1、scala的原生寫法,用到了groupBy
2、spark中的寫法,用到了reduceByKey
3、spark中的寫法,用到了groupByKey
4、spark中的寫法,用到了groupBy
5、flink中DataSteam的寫法,用到了keyBy
6、flink中DataSet的寫法,用到了groupBy
package com.test
import org.apache.spark.SparkConf
import org.apache.spark.SparkContext
import org.apache.flink.streaming.api.scala._
import org.apache.flink.api.scala.ExecutionEnvironment
import org.apache.flink.streaming.api.scala.StreamExecutionEnvironment
object WordCount {
def main(args: Array[String]): Unit = {
val stringList = List("hello world", "hello scala", "hello you", "good world")

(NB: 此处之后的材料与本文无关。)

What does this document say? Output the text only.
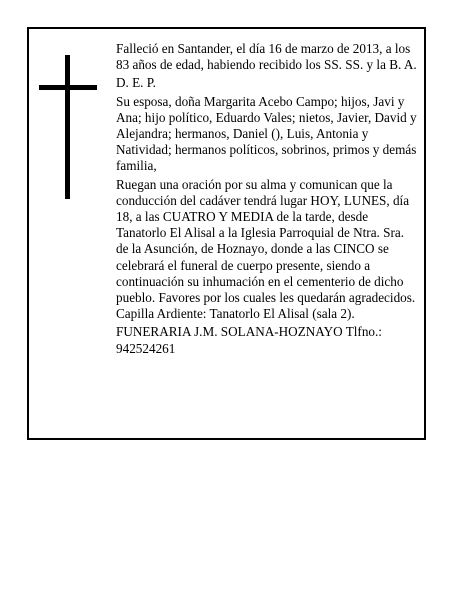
Falleció en Santander, el día 16 de marzo de 2013, a los 83 años de edad, habiendo recibido los SS. SS. y la B. A.

D. E. P.

Su esposa, doña Margarita Acebo Campo; hijos, Javi y Ana; hijo político, Eduardo Vales; nietos, Javier, David y Alejandra; hermanos, Daniel (), Luis, Antonia y Natividad; hermanos políticos, sobrinos, primos y demás familia,

Ruegan una oración por su alma y comunican que la conducción del cadáver tendrá lugar HOY, LUNES, día 18, a las CUATRO Y MEDIA de la tarde, desde Tanatorlo El Alisal a la Iglesia Parroquial de Ntra. Sra. de la Asunción, de Hoznayo, donde a las CINCO se celebrará el funeral de cuerpo presente, siendo a continuación su inhumación en el cementerio de dicho pueblo. Favores por los cuales les quedarán agradecidos. Capilla Ardiente: Tanatorlo El Alisal (sala 2).

FUNERARIA J.M. SOLANA-HOZNAYO Tlfno.: 942524261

//同一時間隻能運作其中一種方法,若要運作其他方法,改下方法名即可
wordCount5(stringList)
}
//scala原生寫法
def wordCount1(stringList: List[String]): Unit = {
val result = stringList.flatMap(_.split(" "))
.map((_, 1))
.groupBy(_._1)
.mapValues(_.size)
.toList
.sortBy(_._2)
.foreach(println)
}
//spark + reduceByKey
def wordCount2(stringList: List[String]): Unit = {
//設定本機Spark配置
val conf = new SparkConf().setAppName("wordCount").setMaster("local")
//建立Spark上下文
val sc = new SparkContext(conf)
//從檔案中擷取資料
val input = sc.parallelize(stringList)
//分析并排序輸出統計結果
val result = input.flatMap(_.split(" "))
.map((_, 1))
.reduceByKey(_ + _)
.sortBy(_._2, false)
.foreach(println)
}
//spark + groupByKey
def wordCount3(stringList: List[String]): Unit = {
val conf = new SparkConf().setAppName("wordCount").setMaster("local")
val sc = new SparkContext(conf)
val input = sc.parallelize(stringList)
val result = input.flatMap(_.split(" "))
.map((_, 1))
.groupByKey()
.map(x => (x._1, x._2.sum))
.sortBy(_._2)
.foreach(println)
}
//spark + groupBy
def wordCount4(stringList: List[String]): Unit = {
val conf = new SparkConf().setAppName("wordCount").setMaster("local")
val sc = new SparkContext(conf)
val input = sc.parallelize(stringList)
val result = input.flatMap(_.split(" "))
.map((_, 1))
.groupBy(_._1)
.mapValues(x => x.size)
.foreach(println)
}
//flink + DataSteam + keyBy
def wordCount5(stringList: List[String]): Unit = {
val env = StreamExecutionEnvironment.getExecutionEnvironment
env.setParallelism(1)
val source = env.fromCollection(stringList)
val result = source.flatMap(_.split(" "))
.map((_, 1))
.keyBy(0)
.sum(1)
.map(println(_))
env.execute("wordCount")
}
//flink + DataSet + groupBy
def wordCount6(stringList: List[String]): Unit = {
val env = ExecutionEnvironment.getExecutionEnvironment
env.setParallelism(1)
val source = env.fromCollection[String](stringList)
val result = source.flatMap(_.split(" "))
.map((_, 1))
.groupBy(0)
.sum(1)
result.print()
env.execute("wordCount")
}
}